Mirélen [Part 43]
Ditengah temaramnya lampu di dalam kamar itu, Mirele masih setia menekuk kedua kakinya sebagai tumpuan bagi wajahnya. Mirele duduk di atas tempat tidurnya, masih terngiang-ngiang seluruh perkataan Galen beberapa jam yang lalu yang terus berputar di benaknya.
“Kenapa kak Galen bisa tau sih,” Gumamnya, “Gue-gue ga bisa janji apapun ke lo kak, bahkan ke diri sendiripun gue ga bisa.”
Cuaca malam hari itu sepertinya sangat mendeskripsikan suasana hati dari Mirele saat itu. Hujan disertai gemuruh, seperti itulah kira-kira isi hatinya sekarang.
“Gue bukan orang yang tepat buat lo kak. Gue cuma cewek sakit-sakitan yang bakalan selalu buat lo susah.”
“Gue-gue bukannya gak berjuang, gue udah berjuang sebisa gue. Tapi waktu terus berjalan, penyakit gue gak lagi dalam kategori bisa disembuhkan.”

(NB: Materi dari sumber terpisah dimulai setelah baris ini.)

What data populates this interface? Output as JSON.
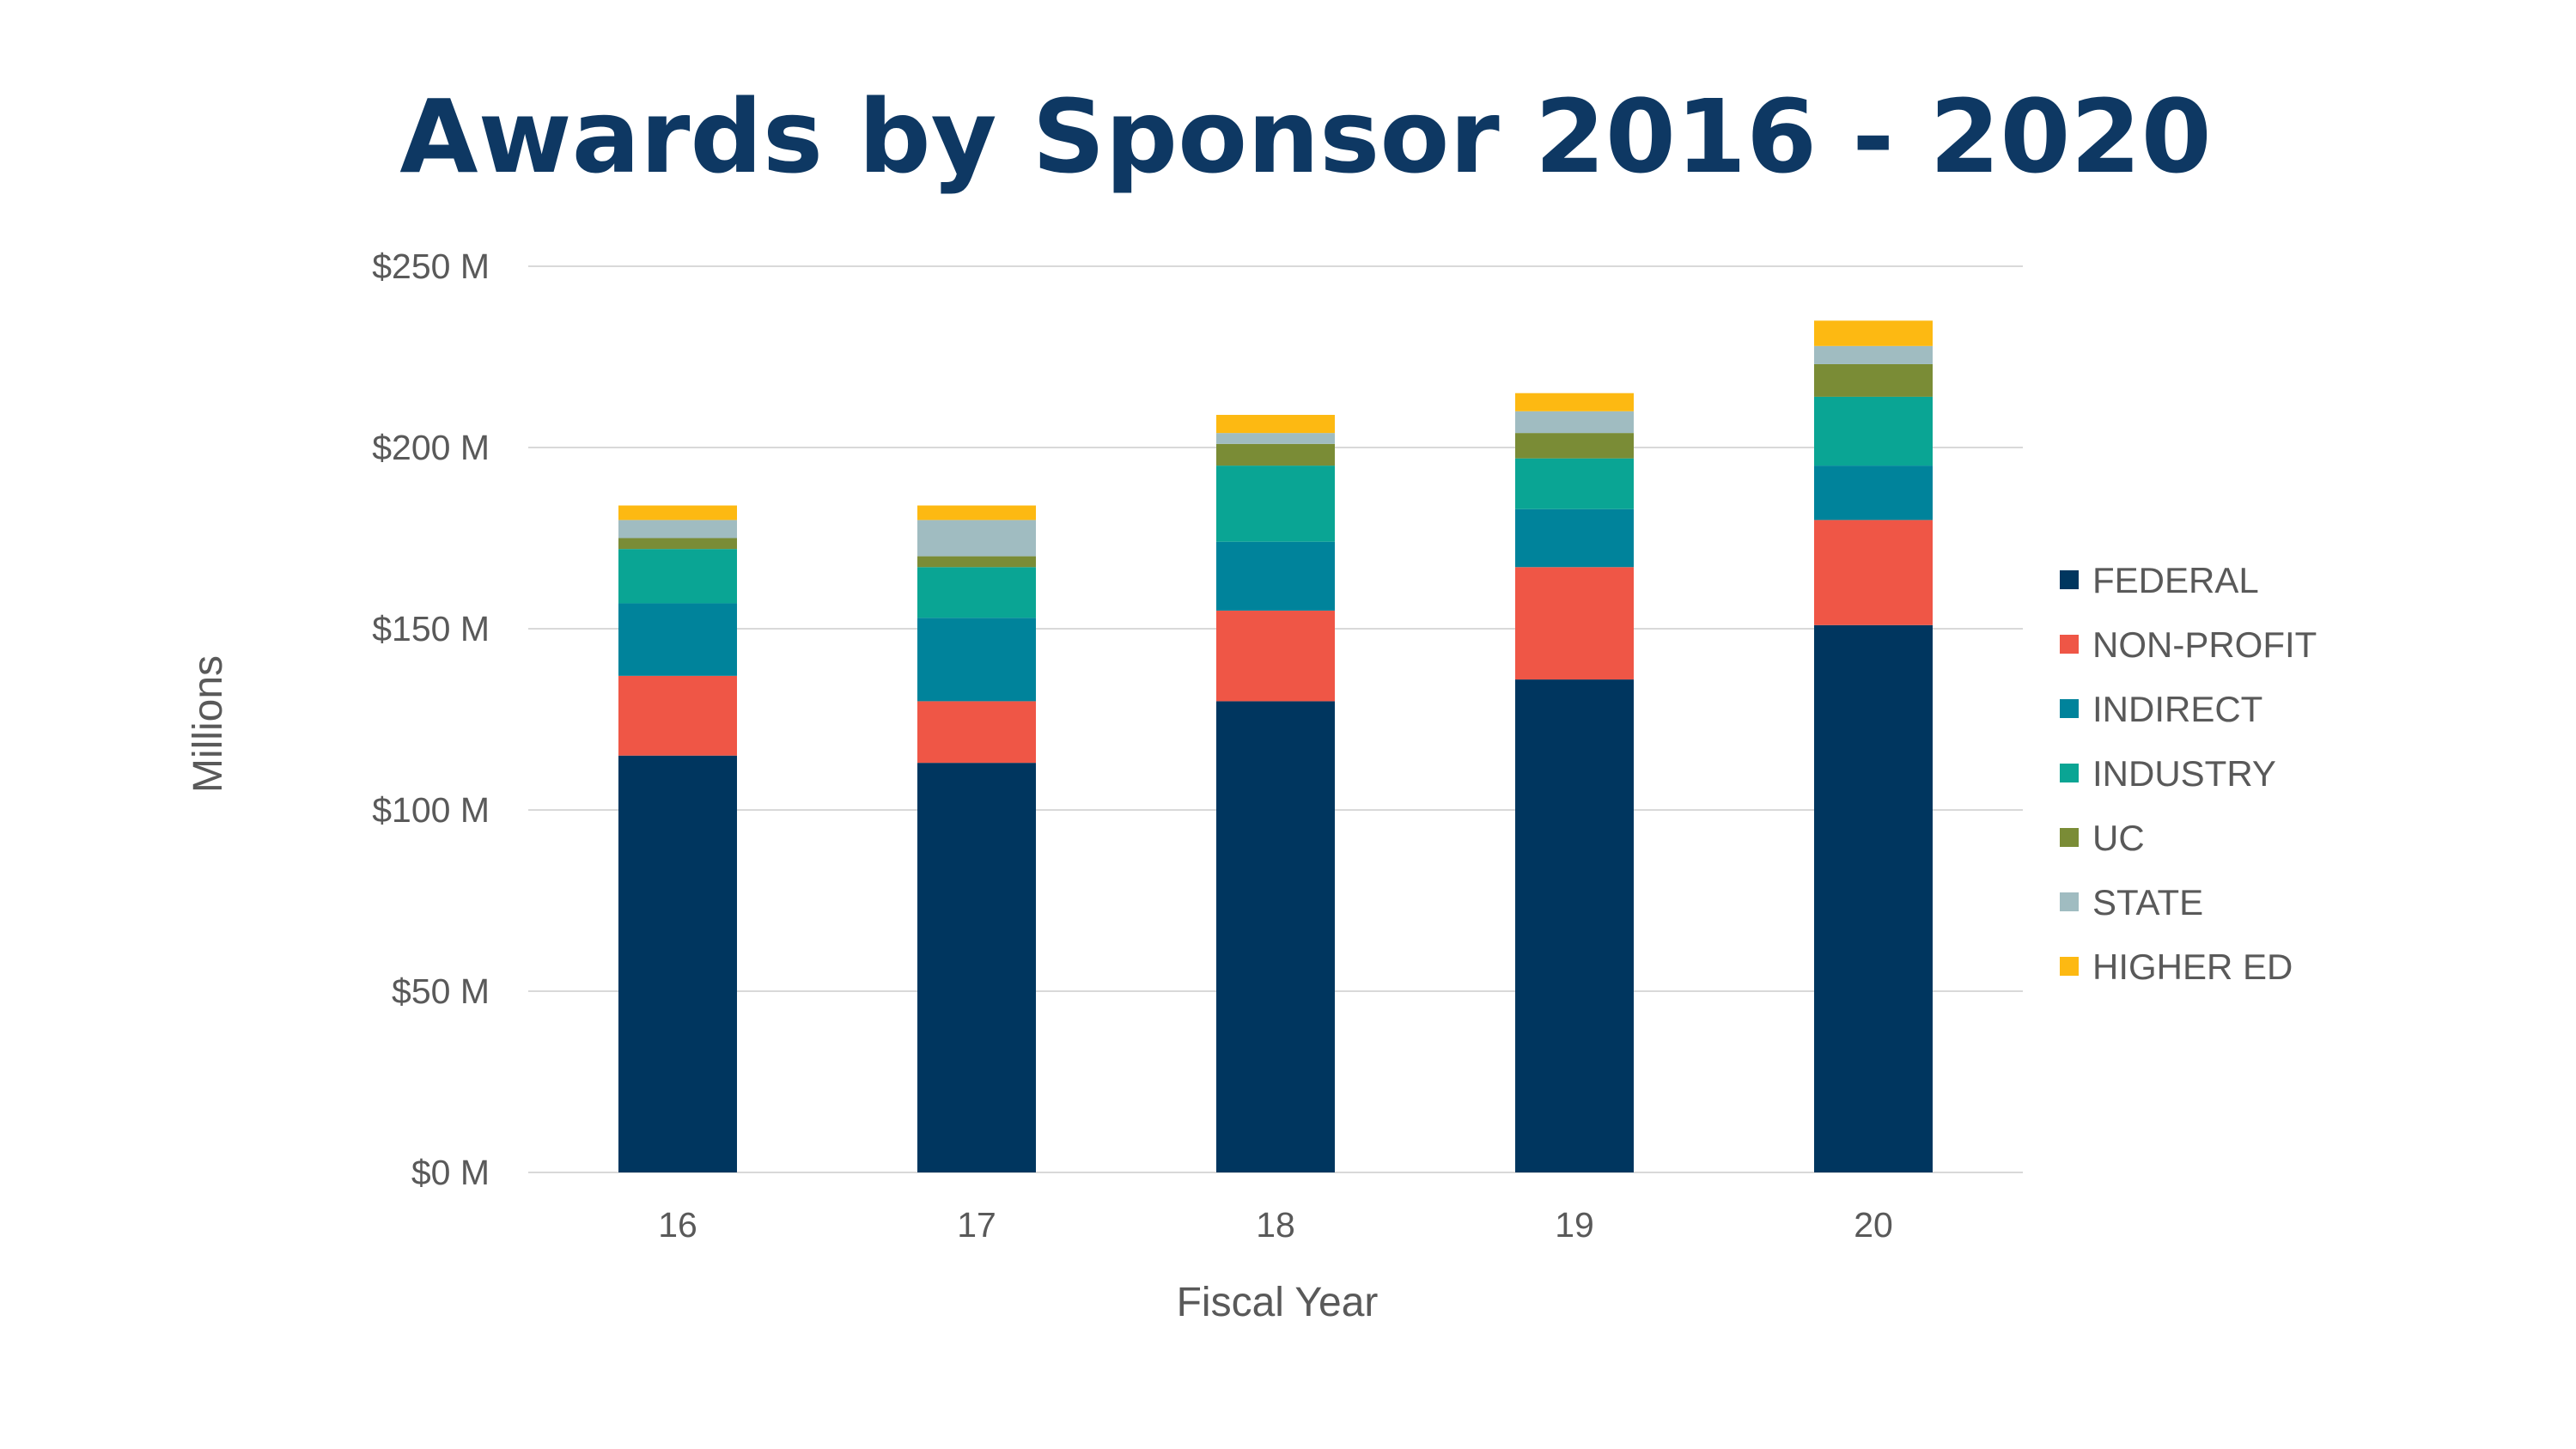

Andai saja dia bisa berkata demikian saat tadi Galen masih ada di sampingnya. Sayangnya, Mirele memang sepecundang itu. Dia hanya bisa diam tadi, tidak ada kata yang bisa ia jabarkan untuk menjawab ucapan Galen, seakan kalimat yang sempat tertata apik di benaknya tiba-tiba sirna begitu saja begitu melihat bagaimana raut wajah Galen ketika menatapnya.
Mirele memejamkan matanya, berharap ada satu hari saja dimana dia bisa hidup layaknya manusia normal yang tidak membawa beban penyakit di tubuhnya.
Tangan yang semula menekuk di antara lipatan kakinya kini bergerak dengan cepat ke arah nakas, mengambil kotak obat miliknya yang sejak kemarin tidak di konsumsinya.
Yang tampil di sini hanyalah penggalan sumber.